Did you know that Georgia is renowned for its jewelry? All sorts of attractive pieces can be found here to win your heart, from bijouterie to gemstones. Taste and quality are of course the two defining features of jewelry, and both are in good supply in Georgia. Cloisonne enamel in particular is not something that can be found everywhere, so when in Georgia, be sure to check it out.
Delving further into this area, look at the partitioned enamel technique, which entails the practice of covering a glass over a picture or an ornament. Similar to the world-famous Murano, which is purely Italian, Georgia appears to have its own art form. It is worth mentioning here that enamel has been used for both religious and public purposes for centuries here.
Old and more exclusive Georgian enamel samples are collected by museums, but some shops and galleries sell the modern pieces. Depending on your taste, you can choose your favorite shape of an earring, ring, bracelet, brooch, pendant, or necklace.
If you need assistance when working out which enamel item is right for you, don't hesitate to ask a consultant.
No archeological expedition has been conducted on the Georgian soil without finding ancient ceramic products. Clay remains a very popular medium for artistic expression, while the production of ceramic products is widespread. However, in western Georgia, close to the village of Shrosha, you can still find stalls crammed with artistic pottery. In Tbilisi and Telavi, there are several ceramic studios, where you can not only choose gifts, but also participate in the pottery and ceramic painting classes.

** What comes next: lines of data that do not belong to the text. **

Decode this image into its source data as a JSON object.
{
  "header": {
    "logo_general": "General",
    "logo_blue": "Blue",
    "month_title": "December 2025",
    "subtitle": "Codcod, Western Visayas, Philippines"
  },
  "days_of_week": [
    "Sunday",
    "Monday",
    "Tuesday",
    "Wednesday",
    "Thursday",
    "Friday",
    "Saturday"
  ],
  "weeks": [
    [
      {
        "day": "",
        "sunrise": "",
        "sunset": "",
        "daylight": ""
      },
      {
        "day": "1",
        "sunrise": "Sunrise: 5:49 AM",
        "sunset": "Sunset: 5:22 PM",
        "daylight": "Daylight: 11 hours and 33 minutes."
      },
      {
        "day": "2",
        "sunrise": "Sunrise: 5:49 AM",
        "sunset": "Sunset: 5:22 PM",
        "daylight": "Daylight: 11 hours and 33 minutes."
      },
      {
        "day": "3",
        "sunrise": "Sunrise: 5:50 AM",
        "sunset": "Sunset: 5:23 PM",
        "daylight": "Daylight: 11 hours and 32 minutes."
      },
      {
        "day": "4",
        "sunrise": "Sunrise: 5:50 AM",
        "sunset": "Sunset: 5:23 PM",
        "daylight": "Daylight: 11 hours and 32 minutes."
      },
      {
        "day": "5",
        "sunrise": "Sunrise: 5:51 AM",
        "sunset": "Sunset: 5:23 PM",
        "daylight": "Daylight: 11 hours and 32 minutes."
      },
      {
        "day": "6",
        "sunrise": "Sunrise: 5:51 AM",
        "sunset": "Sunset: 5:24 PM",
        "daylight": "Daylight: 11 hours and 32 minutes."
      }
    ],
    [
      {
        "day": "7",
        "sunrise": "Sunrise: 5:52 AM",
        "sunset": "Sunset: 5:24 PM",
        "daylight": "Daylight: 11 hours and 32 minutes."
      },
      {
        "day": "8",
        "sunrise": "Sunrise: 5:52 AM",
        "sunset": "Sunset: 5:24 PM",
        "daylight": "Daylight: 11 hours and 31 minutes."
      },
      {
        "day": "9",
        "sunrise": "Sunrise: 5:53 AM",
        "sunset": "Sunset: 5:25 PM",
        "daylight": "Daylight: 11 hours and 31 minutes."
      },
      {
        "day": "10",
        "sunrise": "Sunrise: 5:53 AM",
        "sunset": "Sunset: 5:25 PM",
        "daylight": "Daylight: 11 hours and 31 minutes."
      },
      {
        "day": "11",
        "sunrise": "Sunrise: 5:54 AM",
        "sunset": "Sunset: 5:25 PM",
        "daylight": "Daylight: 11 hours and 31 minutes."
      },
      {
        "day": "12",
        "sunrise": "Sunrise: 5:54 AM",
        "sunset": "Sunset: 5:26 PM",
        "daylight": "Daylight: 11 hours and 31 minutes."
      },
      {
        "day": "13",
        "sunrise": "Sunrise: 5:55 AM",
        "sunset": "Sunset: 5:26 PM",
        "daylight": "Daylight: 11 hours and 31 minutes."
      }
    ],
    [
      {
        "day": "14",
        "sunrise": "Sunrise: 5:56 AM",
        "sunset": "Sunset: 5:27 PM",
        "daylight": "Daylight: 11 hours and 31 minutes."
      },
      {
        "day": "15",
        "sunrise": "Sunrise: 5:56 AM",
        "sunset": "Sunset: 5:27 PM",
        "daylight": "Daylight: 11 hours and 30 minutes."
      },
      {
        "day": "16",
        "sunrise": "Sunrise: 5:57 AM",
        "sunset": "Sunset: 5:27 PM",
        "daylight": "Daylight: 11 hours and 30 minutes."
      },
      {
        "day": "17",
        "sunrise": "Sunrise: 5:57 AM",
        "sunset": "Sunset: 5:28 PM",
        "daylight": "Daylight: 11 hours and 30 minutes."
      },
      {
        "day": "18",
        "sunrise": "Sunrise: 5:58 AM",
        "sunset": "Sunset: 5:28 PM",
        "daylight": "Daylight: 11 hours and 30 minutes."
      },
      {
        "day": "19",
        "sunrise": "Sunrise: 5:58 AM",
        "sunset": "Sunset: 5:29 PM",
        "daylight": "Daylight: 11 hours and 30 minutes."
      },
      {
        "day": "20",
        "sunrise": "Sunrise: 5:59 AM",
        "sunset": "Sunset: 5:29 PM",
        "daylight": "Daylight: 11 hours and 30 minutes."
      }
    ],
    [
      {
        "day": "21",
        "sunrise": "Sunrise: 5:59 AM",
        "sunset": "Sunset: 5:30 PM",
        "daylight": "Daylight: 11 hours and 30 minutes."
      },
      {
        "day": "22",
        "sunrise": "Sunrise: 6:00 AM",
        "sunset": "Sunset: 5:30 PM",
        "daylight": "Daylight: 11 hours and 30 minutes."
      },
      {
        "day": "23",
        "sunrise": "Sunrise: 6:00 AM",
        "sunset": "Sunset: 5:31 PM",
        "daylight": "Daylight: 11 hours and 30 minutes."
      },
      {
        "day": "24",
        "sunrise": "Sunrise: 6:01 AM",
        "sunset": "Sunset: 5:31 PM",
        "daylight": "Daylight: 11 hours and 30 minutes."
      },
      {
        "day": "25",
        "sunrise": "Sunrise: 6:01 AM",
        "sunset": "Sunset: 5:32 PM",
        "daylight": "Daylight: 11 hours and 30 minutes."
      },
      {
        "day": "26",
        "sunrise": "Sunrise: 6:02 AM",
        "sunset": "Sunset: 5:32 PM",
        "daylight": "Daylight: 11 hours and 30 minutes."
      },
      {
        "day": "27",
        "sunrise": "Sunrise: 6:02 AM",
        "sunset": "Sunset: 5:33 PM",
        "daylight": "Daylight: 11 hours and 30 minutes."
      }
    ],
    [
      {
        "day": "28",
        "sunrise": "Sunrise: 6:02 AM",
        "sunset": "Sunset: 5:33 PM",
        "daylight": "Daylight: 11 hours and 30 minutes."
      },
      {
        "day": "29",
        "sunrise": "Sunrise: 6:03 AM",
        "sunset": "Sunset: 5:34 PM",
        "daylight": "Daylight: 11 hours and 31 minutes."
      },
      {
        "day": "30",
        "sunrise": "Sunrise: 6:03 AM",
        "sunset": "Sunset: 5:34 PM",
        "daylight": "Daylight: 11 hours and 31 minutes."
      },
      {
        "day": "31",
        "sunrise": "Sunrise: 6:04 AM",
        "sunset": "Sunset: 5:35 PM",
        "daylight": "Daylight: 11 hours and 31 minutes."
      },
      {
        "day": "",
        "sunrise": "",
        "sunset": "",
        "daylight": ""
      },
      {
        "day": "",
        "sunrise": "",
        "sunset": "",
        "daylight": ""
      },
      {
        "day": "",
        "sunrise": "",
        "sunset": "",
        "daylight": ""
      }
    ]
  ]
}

The craft of blacksmithing has been an integral part of Georgia's history for centuries. Blacksmiths would traditionally make swords, armor, and other metal implements used in battle. That is why such craftsmen were mostly associated with warfare in medieval times.
You don’t need to visit a museum to see contemporary Georgian blacksmithing, as the streets themselves serve as an open exhibition of metal goods including street lamps, benches, fences, gates, and doors. The Georgian market features a wide variety of embossed sculptures, artwork, and home décor items available for purchase.
Interesting fact: In every region of Georgia, there is a surname designating a blacksmith with an ending unique to that region.
The art of embroidery has been passed down from one generation to the next for centuries. For girls, learning to sew was once essential because embroidery was thought to be a crucial component of a woman's education.
While embroidery is no longer included in the educational curriculum, the culture persists in many places.
In the technology of embroidering, natural colors are frequently used. The traditional method of treating thread is with vinegar and salt water, allowing with embroidered items to retain their color over time and avoid fading away easily.
Embroidery on satin, silk, and velvet are among the most common Georgian ways of preparing this handicraft. This technique is used to embroider beautiful landscapes that are so detailed they make it look like paintings have come alive. There is another technique called cross-shaped embroidering, which is prevalent in eastern Georgia, and mainly used on traditional clothing in Khevsureti and Tusheti.
Using gold and silk twine represents another style of embroidery here. Icons and garments worn by religious people used to be embroidered with metal threads. Moreover, Georgian embroidered bracelets, caps, bags, purses, chests, socks, and leggings are available in a variety of salons, and are both stylish and precious.
Wool thread products are highly prevalent in Georgia and can be found in every region, but especially in the mountains. Women primarily were traditionally trained in wool processing, with their clothing knitted using the wool itself. Today, materials lighter than sheep’s wool are used.
Be it Kakhetian, Svan or Lechkhumian, traditional woolen hats characteristic to every region are regularly produced. Meanwhile, although warm and cozy socks can be knitted everywhere in the world, the Tushetian and Pshavian socks - chitebi - have leather soles, giving an instant warmth and pleasure to those wearing them.
Though you would have already seen this if you had been in Kobuleti Museum, lovely lace can be seen in every home in Kobuleti.
In the old times, beginning at age 10, girls in Kobuleti would take up embroidery, which would become a part of their daily lives. Embroidered sheets, covers, and handkerchiefs would be included in their dowry. Therefore, the more embroidery they produced, the greater value the bride would have.
Using a needle and a thread, Ajarian women would sew flowers, animals, and a variety of ornaments onto meticulously-chosen white fabric. The best-known decoration is known as "baklava," and it is every bit as good as the dessert of the same name.
The traditional Georgian tablecloth is blue and was created in eastern Georgia. The blue supra has a variety of motifs, including astral and vegetal, domestic, zoomorphic, and human figures.
If you intend to buy children's gifts, charming wooden toys are made in Georgia. These help with a child’s development, and are ecologically clean. Any child would be overjoyed to receive such a gift.
If you like wooden products in general, Georgia offers an array of options from kitchenware to ornaments. For centuries, wood cutting has been a popular practice in Georgia for both construction and artistic purposes.